Ich habe Ihnen jetzt nur ein paar kleine Elemente aus dem jüdischen Mutterboden gezeigt. Noch einmal die Frage: Brauchen wir denn das alles? Brauche ich das, um Messe zu feiern, um zu glauben, dass Jesus in der Eucharistie zu mir kommt? Natürlich brauche ich es nicht unbedingt. Aber es ist etwas Wunderbares, zu wissen wie Gott selber vorbereitet hat, was wir heute feiern dürfen.
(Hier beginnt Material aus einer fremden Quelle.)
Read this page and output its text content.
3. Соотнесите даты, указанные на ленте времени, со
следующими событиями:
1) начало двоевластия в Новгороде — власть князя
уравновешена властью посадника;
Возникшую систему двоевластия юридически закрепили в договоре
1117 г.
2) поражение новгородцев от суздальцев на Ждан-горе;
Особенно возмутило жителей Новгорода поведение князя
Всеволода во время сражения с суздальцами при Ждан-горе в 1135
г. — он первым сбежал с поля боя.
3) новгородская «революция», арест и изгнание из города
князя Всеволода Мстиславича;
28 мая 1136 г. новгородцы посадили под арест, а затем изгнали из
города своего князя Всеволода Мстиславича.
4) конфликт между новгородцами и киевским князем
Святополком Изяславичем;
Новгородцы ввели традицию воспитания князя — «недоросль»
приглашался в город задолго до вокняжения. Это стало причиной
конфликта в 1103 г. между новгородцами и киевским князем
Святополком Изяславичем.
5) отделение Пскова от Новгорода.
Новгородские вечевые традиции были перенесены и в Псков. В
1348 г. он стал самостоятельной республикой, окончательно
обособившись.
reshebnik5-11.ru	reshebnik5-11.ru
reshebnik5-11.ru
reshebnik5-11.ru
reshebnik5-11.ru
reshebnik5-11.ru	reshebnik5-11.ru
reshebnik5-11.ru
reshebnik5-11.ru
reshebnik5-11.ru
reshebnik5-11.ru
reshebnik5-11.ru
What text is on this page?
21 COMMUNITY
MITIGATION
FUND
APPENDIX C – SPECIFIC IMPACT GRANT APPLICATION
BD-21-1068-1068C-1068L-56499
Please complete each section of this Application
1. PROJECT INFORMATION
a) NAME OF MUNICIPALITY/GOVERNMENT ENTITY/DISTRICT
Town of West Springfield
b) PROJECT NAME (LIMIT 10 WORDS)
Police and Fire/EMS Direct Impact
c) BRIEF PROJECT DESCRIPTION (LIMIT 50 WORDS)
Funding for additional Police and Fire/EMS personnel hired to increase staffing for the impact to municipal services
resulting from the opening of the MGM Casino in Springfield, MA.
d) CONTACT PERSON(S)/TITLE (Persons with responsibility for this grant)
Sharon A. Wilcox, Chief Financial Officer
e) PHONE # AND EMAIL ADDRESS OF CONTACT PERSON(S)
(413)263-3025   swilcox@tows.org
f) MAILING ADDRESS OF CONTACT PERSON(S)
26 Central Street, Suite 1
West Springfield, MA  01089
Vor allem verstehen wir besser, was es bedeutet, was Jesus an Neuem an diesem Abend getan hat, wie er am Anfang des Mahles das Brot genommen, den Segen darüber gesprochen, es gebrochen, seinen Jüngern ausgeteilt hat und alle davon gegessen haben und er dann das Neue offenbaren konnte: „Das ist mein Leib.“ Wie er am Ende des Pesachmahles den dritten Becher genommen hat und wiederum das Segensgebet, eben diese drei Gebete, die wir jetzt gerade kurz gesehen haben, gesprochen hat, dann den Becher herumgereicht hat und dazu gesagt hat: „Das ist der neue Bund in meinem Blut.“ Wir werden uns diese Worte im Folgenden, in der nächsten Katechese näher anschauen.

Eines möchte ich heute schon sagen. Wenn wir uns das so anschauen, dann ist eines klar: Die Eucharistie ist nicht einfach eine Mahlfeier. Das Brot, das gebrochen ist, der Becher, der gesegnet ist, stehen am Anfang und am Ende des Mahles, sie sind nicht das Sättigungsmahl. Der Apostel Paulus sagt den Korinthern: Essen könnt ihr auch zu Hause! Er kritisiert sie ziemlich scharf: Was ihr da tut, ist keine Feier des Herrenmahles. Die einen essen schon am Anfang und die anderen hungern. Einige sind schon betrunken, sagt er ihnen. Das ist nicht das Herrenmahl, denn, so sagt er, ihr könnt auch zu Hause essen. Dazu kommt ihr nicht zusammen. Wer Hunger hat, soll zu Hause essen, sonst wird euch die Zusammenkunft zum Gericht (vgl. 1 Kor 11,20-22.29). Nein, die Eucharistie ist nicht ein einfaches Sättigungsmahl. Sie wird auf einem Altar gefeiert, der auch ein Tisch ist, aber nicht nur ein Tisch. Sie ist etwas Einzigartiges. Sie ist Opfermahl. Wie hat die Urkirche sie gefeiert? Wie sah sie damals aus? Wir wissen noch wenig davon. Wir wissen kaum, wie die Urkirche sie gefeiert hat. Aber eines wissen wir sicher: Sie war sehr jüdisch. Sie war ganz geprägt vom jüdischen Beten und Feiern. Was sich allmählich entwickelt hat und heute unsere Liturgie ist, ist nicht verständlich ohne diese Herkunft aus dem jüdischen Beten und Feiern.

Nächstes Mal möchte ich mit Ihnen ein wenig hineinschauen in das, was diese rätselhaften Worte über Brot und Becher nun bedeuten, die ganz neu waren, so neu, dass sie unvergesslich blieben und bis heute unvergessen sind. In jeder Eucharistie hören wir sie genau so. Heute bitte ich Sie, im Gebet unserer jüdischen Mitbürger zu gedenken. Überall finden Gedenkfeiern für die Pogrome dieser Nacht statt, die vor 65 Jahren so Schreckliches über das jüdische Volk gebracht hat.